[wh1te_n0ise]

I can see how that would be a concern, and I'd say to that - it really depends on the implementation.

You could have a blockchain-based system where everything is public (say, like Bitcoin), which from your perspective would be bad.

You could have a blockchain-based system where you need a "view key" in order to actually view the details of a particular transaction (say, like Monero), which from your perspective would also be bad.

In the latter system I'm describing, you could have a procedural control that you have a choice of receiving your "view key" or something along those lines to deter coercion and vote buying.

Other possibilities would be allowing voters to change their votes at a later date, or creating a system that allows voters to vote remotely such that they could do so in the comfort of their own home where they'd be (presumably) free from coercion and other influences.

[Godel_unicode]

If it's possible to get vote attestations (using view keys for instance) then coercion and vote buying will happen. Consider that if I can coerce/buy your vote I can coerce/buy your view key (no a duress key doesn't help, if it exists I'll demand both).

The system needs to retain the current property of being able to lie about having voted a certain way with 0 chance that you will be discovered because getting proof is impossible.

Consider that it won't be "comfort of their own home" it'll be the comfort of their union bosses office so he can be sure they voted as directed.

[wh1te_n0ise]

First off, I hope you realize that in the current paper systems that your "union boss" could literally walk down to the voting station themselves and give them your name & birthday and just submit votes on your behalf without needing to "coerce" or "buy" any votes.

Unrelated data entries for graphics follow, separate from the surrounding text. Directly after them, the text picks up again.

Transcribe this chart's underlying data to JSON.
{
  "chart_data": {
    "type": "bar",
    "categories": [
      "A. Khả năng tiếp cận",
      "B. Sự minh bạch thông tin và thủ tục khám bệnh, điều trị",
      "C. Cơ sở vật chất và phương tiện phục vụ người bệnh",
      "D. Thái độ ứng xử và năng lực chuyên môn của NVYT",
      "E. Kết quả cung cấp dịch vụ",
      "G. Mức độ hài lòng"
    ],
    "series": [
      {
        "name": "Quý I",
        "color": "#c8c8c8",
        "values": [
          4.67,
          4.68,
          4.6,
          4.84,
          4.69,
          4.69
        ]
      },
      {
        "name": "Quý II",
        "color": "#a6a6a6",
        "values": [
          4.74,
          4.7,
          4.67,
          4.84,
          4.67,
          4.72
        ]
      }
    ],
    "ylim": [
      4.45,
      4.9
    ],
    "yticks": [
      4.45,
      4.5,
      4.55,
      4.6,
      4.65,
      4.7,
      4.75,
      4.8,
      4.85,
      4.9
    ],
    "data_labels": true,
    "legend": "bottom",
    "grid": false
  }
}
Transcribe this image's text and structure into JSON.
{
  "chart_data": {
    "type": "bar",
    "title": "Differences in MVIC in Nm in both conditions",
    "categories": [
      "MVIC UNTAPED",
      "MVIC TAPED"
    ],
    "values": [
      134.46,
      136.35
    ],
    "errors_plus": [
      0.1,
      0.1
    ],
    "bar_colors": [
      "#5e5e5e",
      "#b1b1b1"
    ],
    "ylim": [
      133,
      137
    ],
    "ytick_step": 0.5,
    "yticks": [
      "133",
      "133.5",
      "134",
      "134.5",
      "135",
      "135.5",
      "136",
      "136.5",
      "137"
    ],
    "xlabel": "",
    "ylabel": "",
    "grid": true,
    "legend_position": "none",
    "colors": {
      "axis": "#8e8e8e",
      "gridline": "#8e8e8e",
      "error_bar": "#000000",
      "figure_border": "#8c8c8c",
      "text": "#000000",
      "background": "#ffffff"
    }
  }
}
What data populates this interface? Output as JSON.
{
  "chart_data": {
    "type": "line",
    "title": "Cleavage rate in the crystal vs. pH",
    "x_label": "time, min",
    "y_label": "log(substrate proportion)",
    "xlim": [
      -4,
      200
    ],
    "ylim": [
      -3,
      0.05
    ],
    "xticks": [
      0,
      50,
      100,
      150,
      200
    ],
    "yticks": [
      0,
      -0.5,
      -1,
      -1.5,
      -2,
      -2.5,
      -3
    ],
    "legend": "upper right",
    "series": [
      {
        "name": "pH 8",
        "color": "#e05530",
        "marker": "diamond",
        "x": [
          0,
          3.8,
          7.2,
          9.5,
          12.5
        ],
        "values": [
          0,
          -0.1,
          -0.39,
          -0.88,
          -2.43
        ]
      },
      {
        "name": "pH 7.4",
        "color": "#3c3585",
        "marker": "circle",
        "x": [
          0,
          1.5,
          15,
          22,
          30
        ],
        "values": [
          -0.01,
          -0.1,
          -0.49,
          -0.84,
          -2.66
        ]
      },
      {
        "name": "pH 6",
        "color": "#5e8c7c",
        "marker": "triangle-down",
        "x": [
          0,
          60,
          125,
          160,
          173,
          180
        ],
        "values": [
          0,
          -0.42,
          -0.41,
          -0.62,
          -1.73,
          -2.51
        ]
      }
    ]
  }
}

Regardless, I said that it was dependent on the implementation. If I am able to change my votes at a later date, then who cares if my union boss can pull me into his office and force me to vote a certain way? I'll just go in that evening and issue a corrective vote and be issued a new "view key" associated with that transaction and my boss would be none the wiser.

Or you could have a system where the blockchain isn't public, but rather it's only accessible by a few designated government machines. Then for auditing purposes if you want to verify your vote, you go into a facility (no electronics [besides your identification] allowed) with your "view key" and prove your identity (biometrics, smart card) and then you're able to then receive assurance that your vote was recorded as expected by viewing the transaction from one of the government machines.

Then your union boss doesn't have the ability to check your votes.

You know what I love though - people who make all discussions black and white and don't consider the large spectrum of possibilities.

[rspeer]

> First off, I hope you realize that in the current paper systems that your "union boss" could literally walk down to the voting station themselves and give them your name & birthday and just submit votes on your behalf without needing to "coerce" or "buy" any votes.

Your threat model is nonsense.

Yes, people do commit fraud in elections, but they do it as insiders where they have the opportunity to covertly meddle with large numbers of votes.

They do not do it by walking into a precinct in plain sight and claiming to be someone else, risking everything for the chance to cast one vote, unless they are very, very dumb.